À l’image de ses géants cosmiques, l’ombre tutélaire de Kirby plane sur le Neuvième Art telle une sorte de statue du Commandeur galactique. Il a posé les bases de l’univers graphique Marvel, contribuant à créer les personnages de Hulk, Thor, Captain America, les X-Men et tant d’autres. Artiste protéiforme, il a dessiné des comics de science-fiction et de super-héros, mais aussi des comics sentimentaux (Young romance), de guerre (Sgt. Fury and his Howling Commandos, The Losers : lire la chronique de The Losers), de western (Rawhide Kid) etc. etc. Son influence se fait sentir dans l’art moderne chez de nombreux artistes, de Roy Lichtenstein à Erró.
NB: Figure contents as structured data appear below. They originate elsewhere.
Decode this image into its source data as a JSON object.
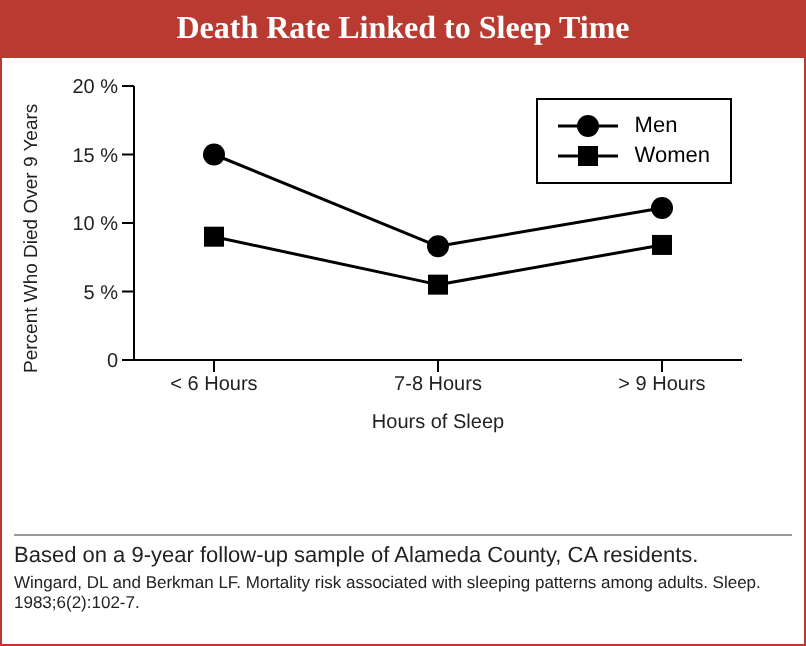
{
  "chart_data": {
    "type": "line",
    "title": "Death Rate Linked to Sleep Time",
    "xlabel": "Hours of Sleep",
    "ylabel": "Percent Who Died Over 9 Years",
    "categories": [
      "< 6 Hours",
      "7-8 Hours",
      "> 9 Hours"
    ],
    "series": [
      {
        "name": "Men",
        "color": "#000000",
        "marker": "circle",
        "values": [
          15,
          8.3,
          11.1
        ]
      },
      {
        "name": "Women",
        "color": "#000000",
        "marker": "square",
        "values": [
          9,
          5.5,
          8.4
        ]
      }
    ],
    "ylim": [
      0,
      20
    ],
    "yticks": [
      {
        "value": 0,
        "label": "0"
      },
      {
        "value": 5,
        "label": "5 %"
      },
      {
        "value": 10,
        "label": "10 %"
      },
      {
        "value": 15,
        "label": "15 %"
      },
      {
        "value": 20,
        "label": "20 %"
      }
    ],
    "grid": false,
    "legend": "top right",
    "line_style": "solid",
    "annotations": [
      "Based on a 9-year follow-up sample of Alameda County, CA residents.",
      "Wingard, DL and Berkman LF.  Mortality risk associated with sleeping patterns among adults. Sleep. 1983;6(2):102-7."
    ]
  }
}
Enfin, bon nombre d’auteurs de BD, tels Arnon ou Franck Miller, semblent ne jamais s’être remis de leur lecture de Kirby et en avoir tiré une féconde source d'inspiration, pour le plus grand plaisir de leurs lecteurs.

© Éditions LUG
La VF, réunissant les 4 épisodes.

Emblématique du travail de Jack Kirby, Les Quatre Fantastiques constituent le point de départ idéal pour un plongeon rafraîchissant dans l’univers cosmique et sidéral du « King of comics ».

Longue vie au Triangle !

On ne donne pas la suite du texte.